Беленую западную стену часовни озаряет рассвет, и Мари чувствует, что у нее горят кончики пальцев. Жжение возвращает ее к грубой правде тела. А тело ее опирается на деревянную скамью. К ее бедрам прижимаются бедром Вевуа и Лебединая Шея. Нос Мари чует запах их кожи, язык ощущает на зубах вкус ее сна. За голосом канторессы слышно, как в кусте боярышника у стен часовни поет лесной дрозд, боярышник этот только вчера облекся дрожащим кружевом белых цветов.
Мари чудится, будто она ясно видит песню этой второй птицы, видит, как песня устремляется вверх из клювика, но, поскольку дрозд поет под открытым небом, песня его рассеивается на ветру.
Мари навострила уши: все монахини поют. Аббатиса пылко зажмурила молочные глаза, ее серебристый голос взлетает выше прочих.
И эту песню Мари тоже видит, волны ее зримы.
Песня вьется изо ртов монахинь струйками белого дыхания, ширится на лету, касается высокого белого потолка, копится там, тяжелеет, каскадом льется по стенам, окнам, колоннам, струится по каменному полу под деревянные башмаки монахинь, просачивается в подошвы, касается нежной живой кожи, проникает в кровь и очищается, распространяясь по телу, сквозь смрадные внутренности и воздух, выдыхаемый из легких.
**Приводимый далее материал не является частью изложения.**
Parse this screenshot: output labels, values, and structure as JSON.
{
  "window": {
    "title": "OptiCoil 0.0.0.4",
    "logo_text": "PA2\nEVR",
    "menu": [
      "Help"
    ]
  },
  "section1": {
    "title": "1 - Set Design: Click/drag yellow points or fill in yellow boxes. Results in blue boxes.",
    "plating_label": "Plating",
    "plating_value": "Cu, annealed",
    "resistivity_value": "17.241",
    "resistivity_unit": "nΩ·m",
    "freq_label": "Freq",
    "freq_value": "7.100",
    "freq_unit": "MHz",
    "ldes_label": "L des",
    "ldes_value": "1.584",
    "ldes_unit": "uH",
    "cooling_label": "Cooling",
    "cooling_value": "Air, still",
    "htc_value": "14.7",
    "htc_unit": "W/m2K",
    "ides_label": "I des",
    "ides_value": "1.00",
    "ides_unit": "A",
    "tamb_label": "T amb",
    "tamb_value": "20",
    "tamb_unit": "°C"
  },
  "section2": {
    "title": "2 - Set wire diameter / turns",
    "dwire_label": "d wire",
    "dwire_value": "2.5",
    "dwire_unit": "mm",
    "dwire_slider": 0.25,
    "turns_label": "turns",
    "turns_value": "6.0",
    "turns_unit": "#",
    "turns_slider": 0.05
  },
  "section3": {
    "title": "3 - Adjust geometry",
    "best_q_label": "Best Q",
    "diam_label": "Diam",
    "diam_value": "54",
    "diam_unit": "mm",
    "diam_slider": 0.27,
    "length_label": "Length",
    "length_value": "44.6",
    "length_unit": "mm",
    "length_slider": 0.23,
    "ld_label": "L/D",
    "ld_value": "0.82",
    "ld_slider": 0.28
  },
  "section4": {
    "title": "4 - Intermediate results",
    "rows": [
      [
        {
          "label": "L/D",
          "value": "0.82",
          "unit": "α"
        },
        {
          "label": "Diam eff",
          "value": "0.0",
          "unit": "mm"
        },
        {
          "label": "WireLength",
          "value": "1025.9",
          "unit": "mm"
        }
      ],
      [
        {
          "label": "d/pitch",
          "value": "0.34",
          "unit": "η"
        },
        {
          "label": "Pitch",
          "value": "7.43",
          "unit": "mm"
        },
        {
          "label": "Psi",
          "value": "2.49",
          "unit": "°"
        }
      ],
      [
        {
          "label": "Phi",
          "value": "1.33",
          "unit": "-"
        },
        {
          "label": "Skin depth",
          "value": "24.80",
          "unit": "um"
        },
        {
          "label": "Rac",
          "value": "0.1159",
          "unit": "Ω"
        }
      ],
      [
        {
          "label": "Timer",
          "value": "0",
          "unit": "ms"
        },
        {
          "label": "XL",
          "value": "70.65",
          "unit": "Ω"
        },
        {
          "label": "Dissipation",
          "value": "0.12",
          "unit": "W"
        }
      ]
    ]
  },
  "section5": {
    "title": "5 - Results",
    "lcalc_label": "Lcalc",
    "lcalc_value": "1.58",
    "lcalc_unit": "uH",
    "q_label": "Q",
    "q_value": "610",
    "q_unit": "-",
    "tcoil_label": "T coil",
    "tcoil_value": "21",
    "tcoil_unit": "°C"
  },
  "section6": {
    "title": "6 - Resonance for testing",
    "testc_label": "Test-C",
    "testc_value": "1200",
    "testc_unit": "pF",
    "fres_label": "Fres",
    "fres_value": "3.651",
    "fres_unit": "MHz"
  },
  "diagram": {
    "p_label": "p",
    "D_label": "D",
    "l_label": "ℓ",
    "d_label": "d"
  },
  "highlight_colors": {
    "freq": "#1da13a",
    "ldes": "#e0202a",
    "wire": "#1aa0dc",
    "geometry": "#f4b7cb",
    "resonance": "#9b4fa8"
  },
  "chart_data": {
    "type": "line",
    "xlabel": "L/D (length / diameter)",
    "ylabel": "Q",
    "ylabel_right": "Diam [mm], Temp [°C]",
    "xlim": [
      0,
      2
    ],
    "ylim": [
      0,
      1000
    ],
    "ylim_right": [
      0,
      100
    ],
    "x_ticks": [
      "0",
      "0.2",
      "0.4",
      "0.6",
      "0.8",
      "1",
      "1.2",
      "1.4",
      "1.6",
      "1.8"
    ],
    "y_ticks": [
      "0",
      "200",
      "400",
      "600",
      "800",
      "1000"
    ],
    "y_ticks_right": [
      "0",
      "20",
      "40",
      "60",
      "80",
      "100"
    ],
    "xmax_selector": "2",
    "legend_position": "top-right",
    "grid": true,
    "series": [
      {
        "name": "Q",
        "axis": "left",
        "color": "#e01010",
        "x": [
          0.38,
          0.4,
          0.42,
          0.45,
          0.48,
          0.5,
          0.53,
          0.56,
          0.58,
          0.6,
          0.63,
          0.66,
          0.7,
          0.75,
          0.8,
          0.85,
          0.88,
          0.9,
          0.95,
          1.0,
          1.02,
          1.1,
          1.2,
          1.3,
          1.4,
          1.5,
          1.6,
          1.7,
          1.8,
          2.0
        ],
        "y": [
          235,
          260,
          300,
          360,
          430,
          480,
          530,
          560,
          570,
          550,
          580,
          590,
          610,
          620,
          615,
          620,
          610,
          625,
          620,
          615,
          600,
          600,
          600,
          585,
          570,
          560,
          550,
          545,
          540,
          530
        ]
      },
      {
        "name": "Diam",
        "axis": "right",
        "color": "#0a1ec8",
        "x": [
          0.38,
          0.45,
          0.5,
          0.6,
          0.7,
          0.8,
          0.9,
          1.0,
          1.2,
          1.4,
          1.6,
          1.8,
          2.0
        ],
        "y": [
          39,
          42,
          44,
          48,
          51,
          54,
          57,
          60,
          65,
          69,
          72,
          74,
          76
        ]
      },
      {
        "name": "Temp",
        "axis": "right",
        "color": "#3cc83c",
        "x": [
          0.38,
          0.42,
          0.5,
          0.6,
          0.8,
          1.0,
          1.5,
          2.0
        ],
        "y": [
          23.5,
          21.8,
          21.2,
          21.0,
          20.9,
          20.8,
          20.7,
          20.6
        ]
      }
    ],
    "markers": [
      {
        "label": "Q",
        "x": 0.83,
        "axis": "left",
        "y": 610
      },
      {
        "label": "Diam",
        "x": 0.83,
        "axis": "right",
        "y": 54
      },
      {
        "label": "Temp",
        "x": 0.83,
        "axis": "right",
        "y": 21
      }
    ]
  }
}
Та песня, что поднимается в них и выходит из их ртов, – усиленная молитва: изливаясь из них, она с каждым разом удваивает свою мощь.
Молитва эта крепнет, чтобы достигнуть слуха, благодаря ограничивающим ее стенам часовни, понимает Мари, а вовсе не вопреки им.
Быть может, песня птицы в дворцовых покоях ценнее пения вольной птицы, и ценность ей придают сами покои.
Быть может, вольный воздух, из-за которого дикая птица поет лучше, ограничивает протяженность ее молитвы.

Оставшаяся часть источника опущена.